Google Chrome security flaw allows access to users’ passwords

7 Aug, 2013 15:00 / Updated 11 years ago

A software developer has discovered a critical security flaw in the highly popular Google Chrome browser that could put the privacy of potentially millions of users at risk.

Chrome is among the most widely used browsers on the Web, but security researchers are now warning that it’s far from safe. Developer Elliot Kember from New Zealand discovered that anyone with physical access to a computer running Chrome can see any password stored in the browser without having to bypass a single security barrier.

When Chrome users type in a password — say, when checking their email or logging onto Twitter — the browser provides an option where that keyphrase can be remembered for future use.

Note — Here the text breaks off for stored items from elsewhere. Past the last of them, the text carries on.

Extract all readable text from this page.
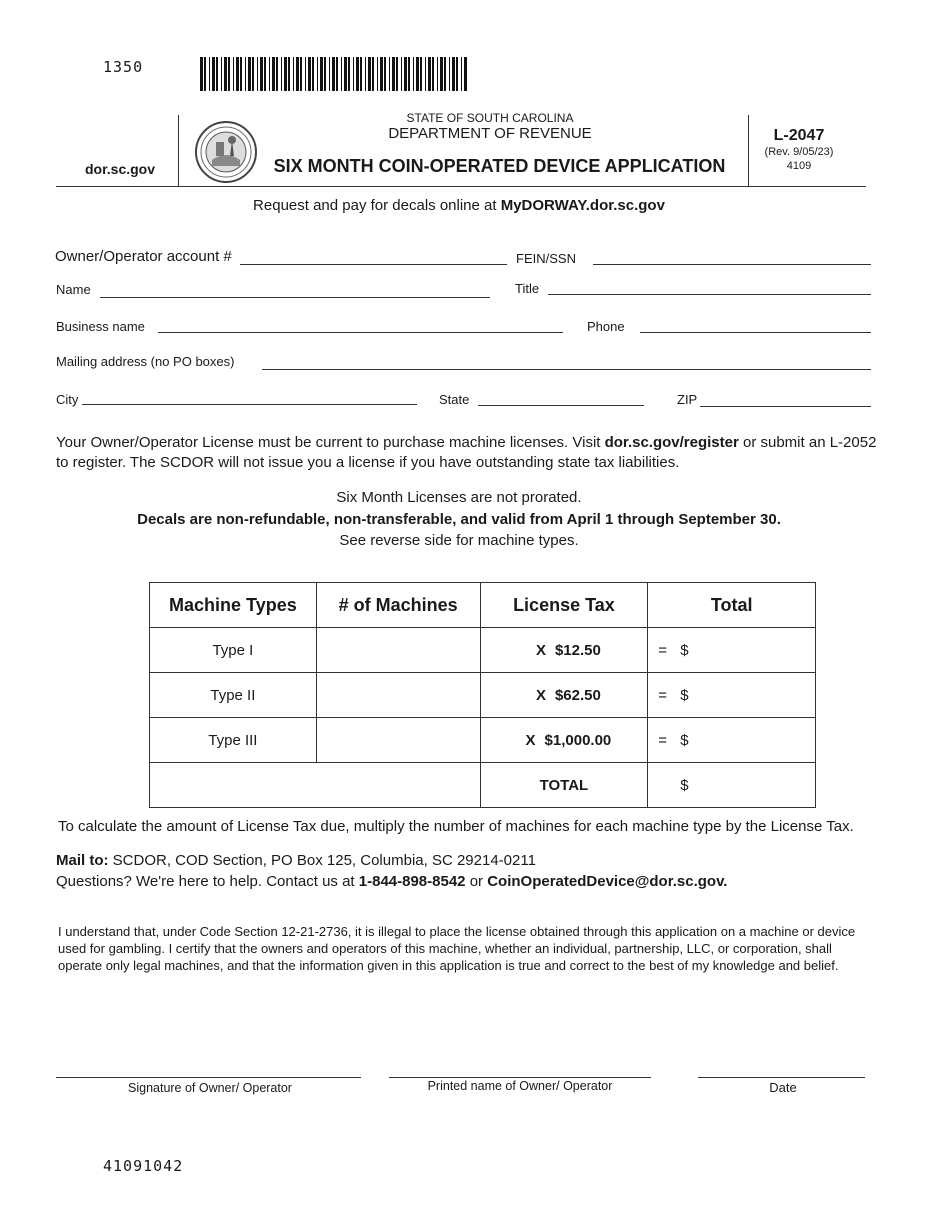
1350
dor.sc.gov
STATE OF SOUTH CAROLINA
DEPARTMENT OF REVENUE
SIX MONTH COIN-OPERATED DEVICE APPLICATION
L-2047
(Rev. 9/05/23)
4109
Request and pay for decals online at MyDORWAY.dor.sc.gov
Owner/Operator account #	FEIN/SSN
Name	Title
Business name	Phone
Mailing address (no PO boxes)
City	State	ZIP
Your Owner/Operator License must be current to purchase machine licenses. Visit dor.sc.gov/register or submit an L-2052 to register. The SCDOR will not issue you a license if you have outstanding state tax liabilities.
Six Month Licenses are not prorated.
Decals are non-refundable, non-transferable, and valid from April 1 through September 30.
See reverse side for machine types.
Machine Types	# of Machines	License Tax	Total
Type I		X $12.50	= $
Type II		X $62.50	= $
Type III		X $1,000.00	= $
		TOTAL	$
To calculate the amount of License Tax due, multiply the number of machines for each machine type by the License Tax.
Mail to: SCDOR, COD Section, PO Box 125, Columbia, SC 29214-0211
Questions? We're here to help. Contact us at 1-844-898-8542 or CoinOperatedDevice@dor.sc.gov.
I understand that, under Code Section 12-21-2736, it is illegal to place the license obtained through this application on a machine or device used for gambling. I certify that the owners and operators of this machine, whether an individual, partnership, LLC, or corporation, shall operate only legal machines, and that the information given in this application is true and correct to the best of my knowledge and belief.
Signature of Owner/ Operator	Printed name of Owner/ Operator	Date
41091042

That master list of log-ins isn’t protected itself, however, meaning anyone with access to someone else’s computer can quickly pull up a list of plain-text passwords and essentially have unfettered access to an array of accounts.

To try it yourself, navigate to chrome://settings/passwords in Google’s browser and see if a password is needed to see what’s stored (hint: it’s not).

On his blog, Kember says Chrone is employing an “insane password security strategy.” Sir Tim Berners-Lee, the inventor of the World Wide Web, tweeted that the exploit allows anyone “to get all you big sister's passwords.”

Of course, any security feature should be considered compromised once a computer is physically handed off to someone else. Given Google’s incessant touting of its seemingly secure browser, though, Kember said he’d expect the company to offer something a bit better.

In a world where Google promotes its browser on YouTube, in cinema pre-rolls, and on billboards, the clear audience is not developers. It’s the mass market – the users. The overwhelming majority. They don’t know it works like this. They don’t expect it to be it’s this easy to see their passwords. Every day, millions of normal, every-day users are saving their passwords in Chrome. This is not okay,” Kember says.

What’s more, though, is that one of Google’s developers has since weighed in on the exploit and said there are no plans to roll out a solution in the next Chrome release.

We’ve also been repeatedly asked why we don’t just support a master password or something similar, even if we don’t believe it works,” Chrome’s Justin Schuh wrote on Hacker News. “We’ve debated it over and over again, but the conclusion we always come to is that we don’t want to provide users with a false sense of security, and encourage risky behavior. We want to be very clear that when you grant someone access to your OS user account, that they can get at everything.”

Similar exploits have been discovered previously in competing browsers like Mozilla’s FireFox and Microsoft’s Internet Explorer, but developers with those companies made changes to patch up problematic security holes. Given Google’s blatant disregard for developing a solution, though, Berners-Lee called the company’s handling of the issue “disappointing.”